• Hitting a ‘Gutshot’ in London

    Date: 2005.09.26 | Category: Hand Of The Week | By: Phil Hellmuth   

    Before I get into it, you should know that, from here on in, all the words and phrases in this column surrounded by quotes are the — much beloved by me — local London lingo. For those of you who’ve already guessed it, “bloody right,” this piece is about a little UK poker!

    While in London last weekend shooting three parts of a reality show (the “UltimatePoker.com Showdown” on Channel 5), I thought it would be a treat to make an appearance at a poker club, out of respect and “honour” for the United Kingdom’s poker scene and its players. So at 3 a.m. on Sunday night, after filming the reality show’s finale, I strolled into the Gutshot Club in London’s west end to say hello. By the way, a “gutshot” is an inside-straight draw, or more precisely, a one-card straight draw. (You may remember when your granddaddy told you, “Never draw to an inside-straight,” and wondered what he meant.)

    Once I arrived, I found the club quite “lovely,” and they even had a regular table named “Hellmuth,” which I thought was absolutely “spot on!” Of course, the players and management urged me to play in the local game, which was a ú1-ú2 blind pot-limit Hold ’em game, with a 50 “quid” (pounds) buy in. I sat down, threw four $100 bills to the dealer and said, “deal me in!” The $400 amounted to 222 quid, and the game was on!

    Player X opened for 7 pounds, and I called with 10d-7d. In a poker tournament, I would have thrown this hand away right then and there, but in this game I felt like I could take a few chances. (I also knew that I wasn’t going to play more than about 30 minutes.) Three other players called, and the flop came down 8d-6s-5d, which was a huge flop for me. I had an open-ended straight draw and a flush draw, and a nine would make me the deluxe end (high end) of the straight. And if a nine did come off, then I would bust anyone who was holding a seven, since they would make a nine-high straight and mine would be 10-high.

    Player X bet out 25 pounds into the 35-pound pot, and it was my turn to act. I certainly wasn’t folding this hand, which left calling or raising it up as my only options. If I called the bet, I might be letting Player X hit a card like and ace or a queen, which might make him a pair or two pair, and then I would be forced to call his next bet (perhaps a pot-sized bet) as an underdog. But if I raised it up, then I would have a good chance to win the pot right then and there; and even if he called my raise, or moved me all-in, I still had a ton of winning cards. I mean, how much of an underdog could I possibly be here?

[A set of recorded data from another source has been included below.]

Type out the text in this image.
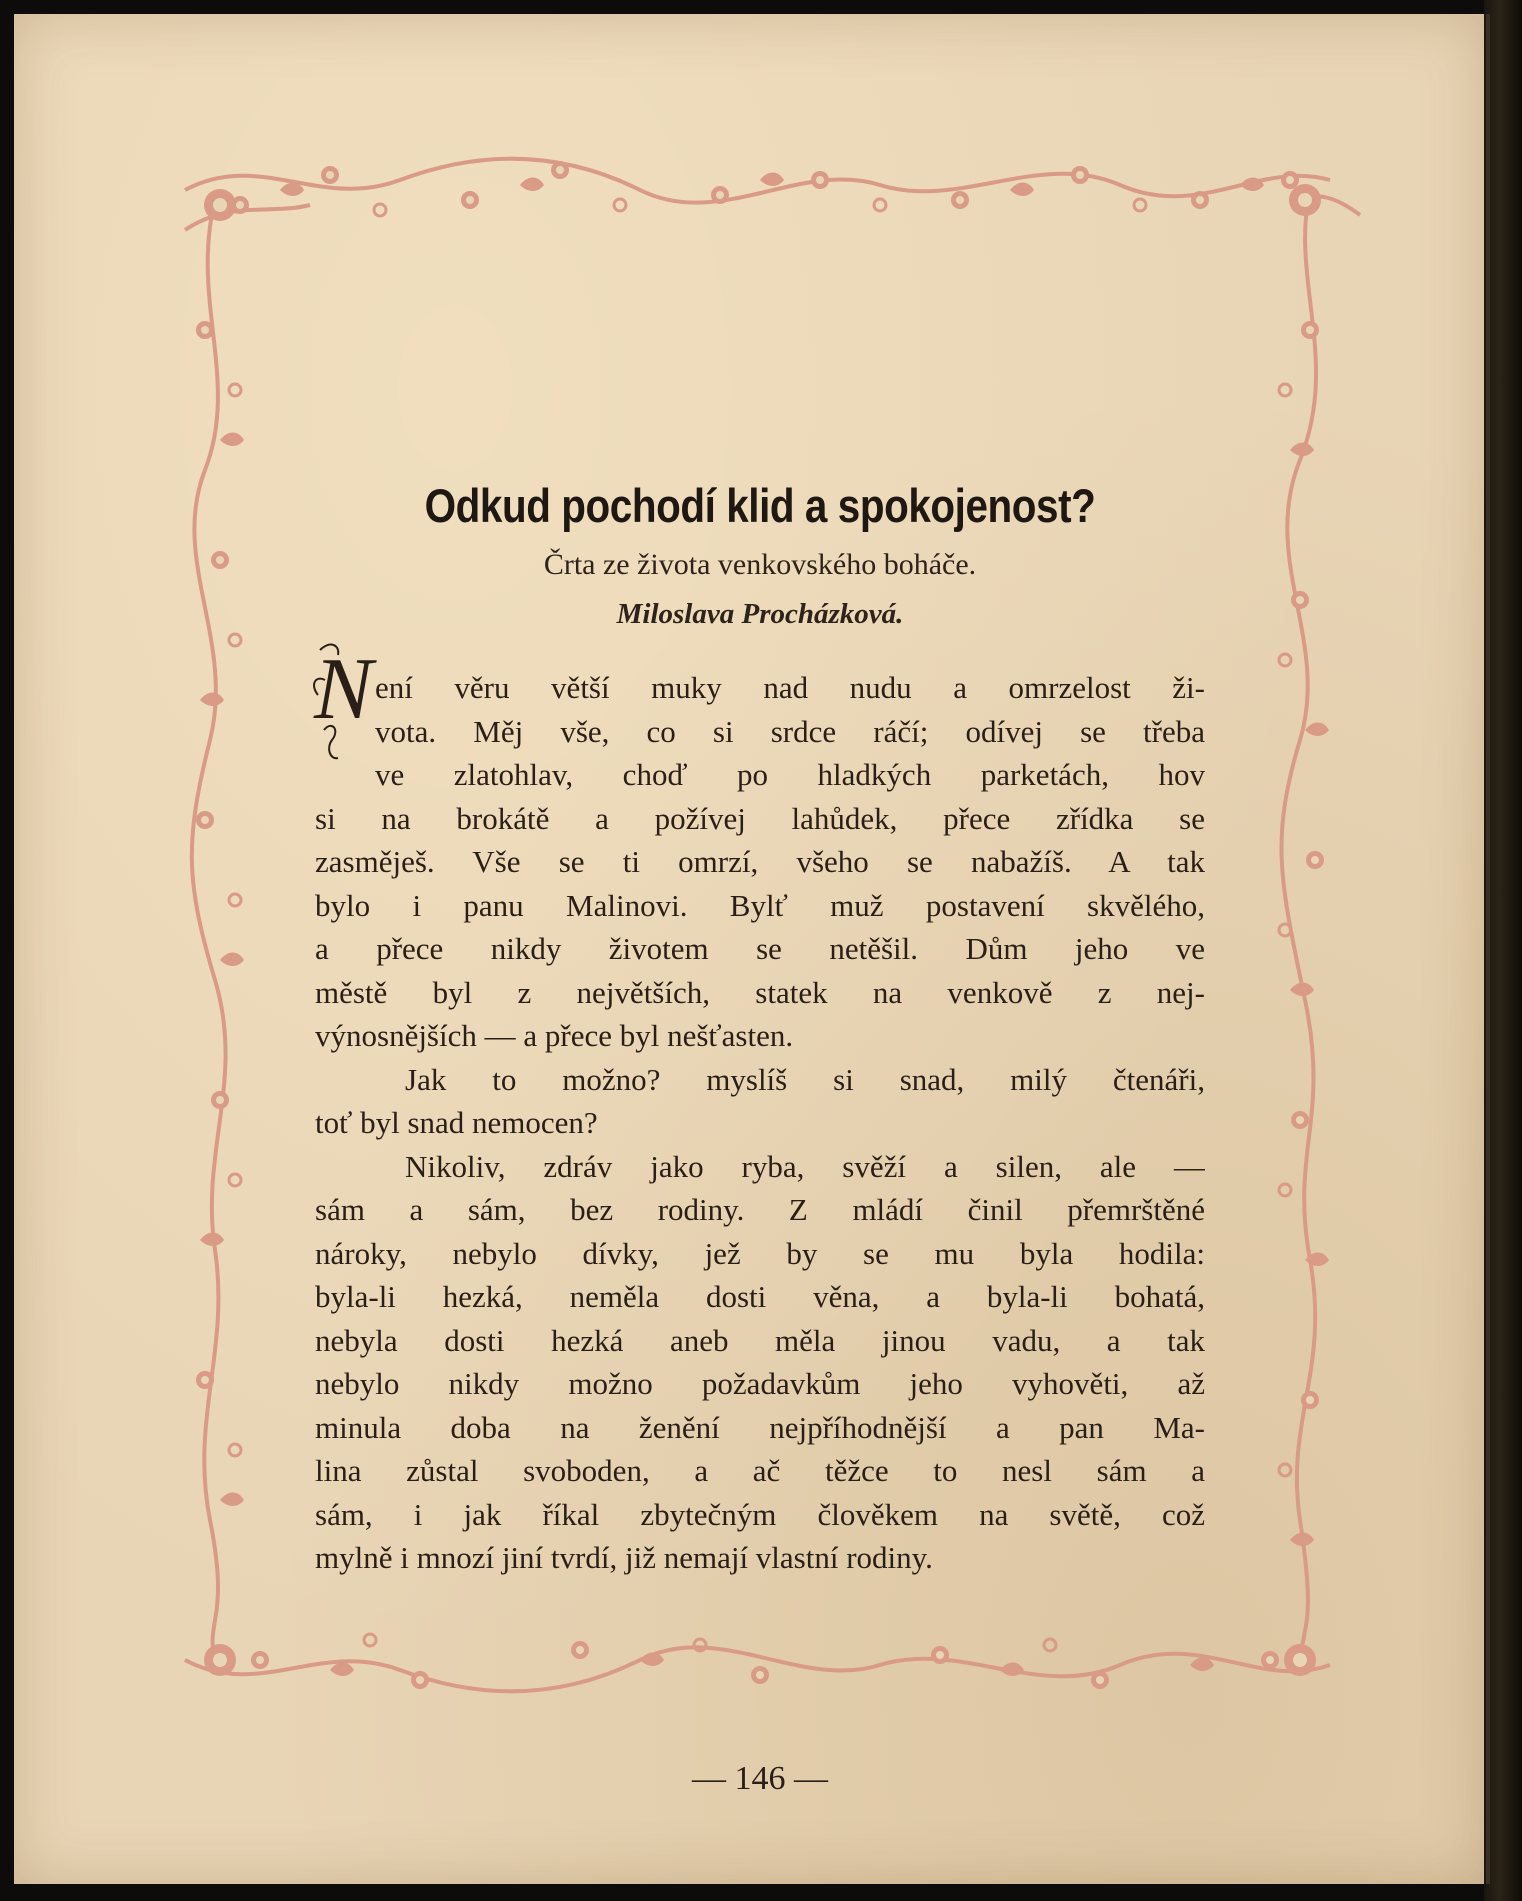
Odkud pochodí klid a spokojenost?
Črta ze života venkovského boháče.
Miloslava Procházková.
N ení věru větší muky nad nudu a omrzelost ži-
vota. Měj vše, co si srdce ráčí; odívej se třeba
ve zlatohlav, choď po hladkých parketách, hov
si na brokátě a požívej lahůdek, přece zřídka se
zasměješ. Vše se ti omrzí, všeho se nabažíš. A tak
bylo i panu Malinovi. Bylť muž postavení skvělého,
a přece nikdy životem se netěšil. Dům jeho ve
městě byl z největších, statek na venkově z nej-
výnosnějších — a přece byl nešťasten.
Jak to možno? myslíš si snad, milý čtenáři,
toť byl snad nemocen?
Nikoliv, zdráv jako ryba, svěží a silen, ale —
sám a sám, bez rodiny. Z mládí činil přemrštěné
nároky, nebylo dívky, jež by se mu byla hodila:
byla-li hezká, neměla dosti věna, a byla-li bohatá,
nebyla dosti hezká aneb měla jinou vadu, a tak
nebylo nikdy možno požadavkům jeho vyhověti, až
minula doba na ženění nejpříhodnější a pan Ma-
lina zůstal svoboden, a ač těžce to nesl sám a
sám, i jak říkal zbytečným člověkem na světě, což
mylně i mnozí jiní tvrdí, již nemají vlastní rodiny.
— 146 —
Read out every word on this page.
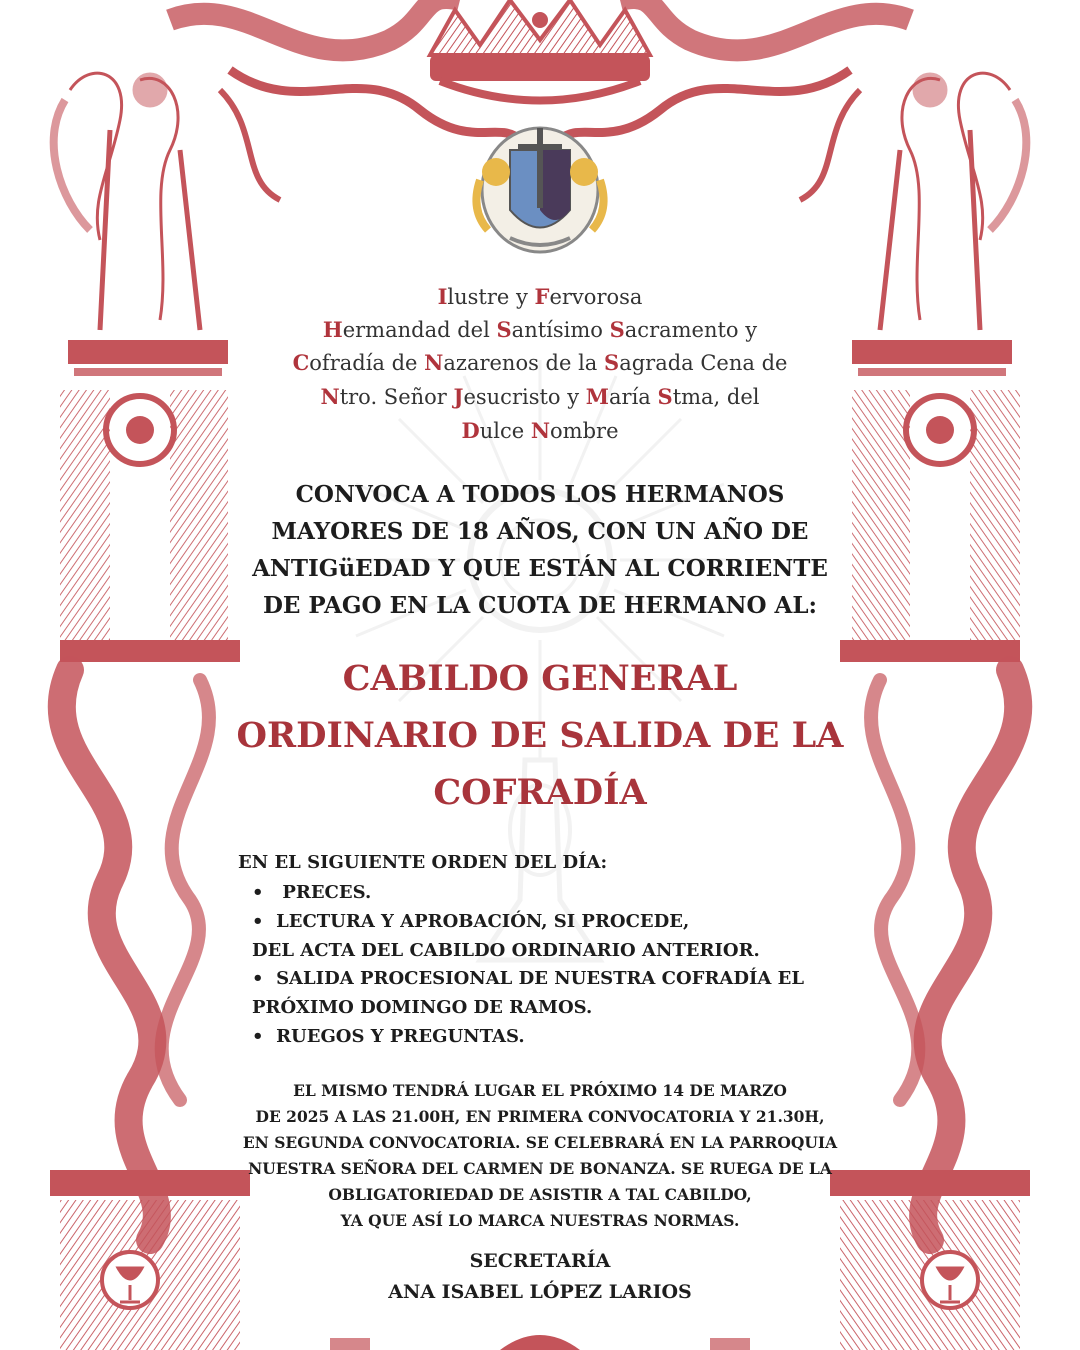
Ilustre y Fervorosa
Hermandad del Santísimo Sacramento y
Cofradía de Nazarenos de la Sagrada Cena de
Ntro. Señor Jesucristo y María Stma, del
Dulce Nombre
CONVOCA A TODOS LOS HERMANOS
MAYORES DE 18 AÑOS, CON UN AÑO DE
ANTIGüEDAD Y QUE ESTÁN AL CORRIENTE
DE PAGO EN LA CUOTA DE HERMANO AL:
CABILDO GENERAL
ORDINARIO DE SALIDA DE LA
COFRADÍA
EN EL SIGUIENTE ORDEN DEL DÍA:
• PRECES.
• LECTURA Y APROBACIÓN, SI PROCEDE,
DEL ACTA DEL CABILDO ORDINARIO ANTERIOR.
• SALIDA PROCESIONAL DE NUESTRA COFRADÍA EL
PRÓXIMO DOMINGO DE RAMOS.
• RUEGOS Y PREGUNTAS.
EL MISMO TENDRÁ LUGAR EL PRÓXIMO 14 DE MARZO
DE 2025 A LAS 21.00H, EN PRIMERA CONVOCATORIA Y 21.30H,
EN SEGUNDA CONVOCATORIA. SE CELEBRARÁ EN LA PARROQUIA
NUESTRA SEÑORA DEL CARMEN DE BONANZA. SE RUEGA DE LA
OBLIGATORIEDAD DE ASISTIR A TAL CABILDO,
YA QUE ASÍ LO MARCA NUESTRAS NORMAS.
SECRETARÍA
ANA ISABEL LÓPEZ LARIOS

    So I called the 25-pound bet and raised it up 85 pounds more — the biggest possible raise, because in pot limit you can only bet the size of the pot — or 105 pounds total in this case. Player X now called me fairly quickly, which meant he had something fairly strong — he certainly had 10-high beat! The next card was the 10s, and Player X checked. The 10s wasn’t my best card (a non-diamond nine would have been better), but it was certainly “emm,” an “excellent” card for me. Now I could beat any other pair on the board, like eights, sixes, or fives, and I still had my straight draw and flush draw working for me.

    So I moved all-in for my last 110 pounds, and Player X called me. By the rules of Hold ’em in the States, we flip our hands face up when we are all-in, but this was London. I flipped my hand face up, and waited while the last card was dealt. Because I didn’t know what Player X had in his hand (he had opted to keep his cards face down), I didn’t know what I was rooting for, or against, on the last card! The last card proved to be the 5c, for a final board of 8d-6s-5d-10s-5c. Now my opponent said, “Emm, that’s good,” meaning that I had won the pot.

    As the chips were pushed to me, Player X showed down the Kd-9d. Like mine, his flush and straight draws had both failed. In fact, he had flopped a higher flush draw and higher straight draw than I had, and I basically needed to hit a non-diamond ten, nine, or four to win the pot. Despite having a huge-looking flop, I was in bad shape! (On the flop I was roughly a two-and-a-half-to-one underdog to win the pot.) “Emm,” still, it was an “honour” to play at the Gutshot; I played this hand properly; and it was “spot on” for me to hit the “lovely” 10s for 475 “quid!” “Brilliant, mate!”

    A “gut shot” is:
    A) an inside-straight draw
    B) A poker club in London
    C) A hand grandpa said you should never play!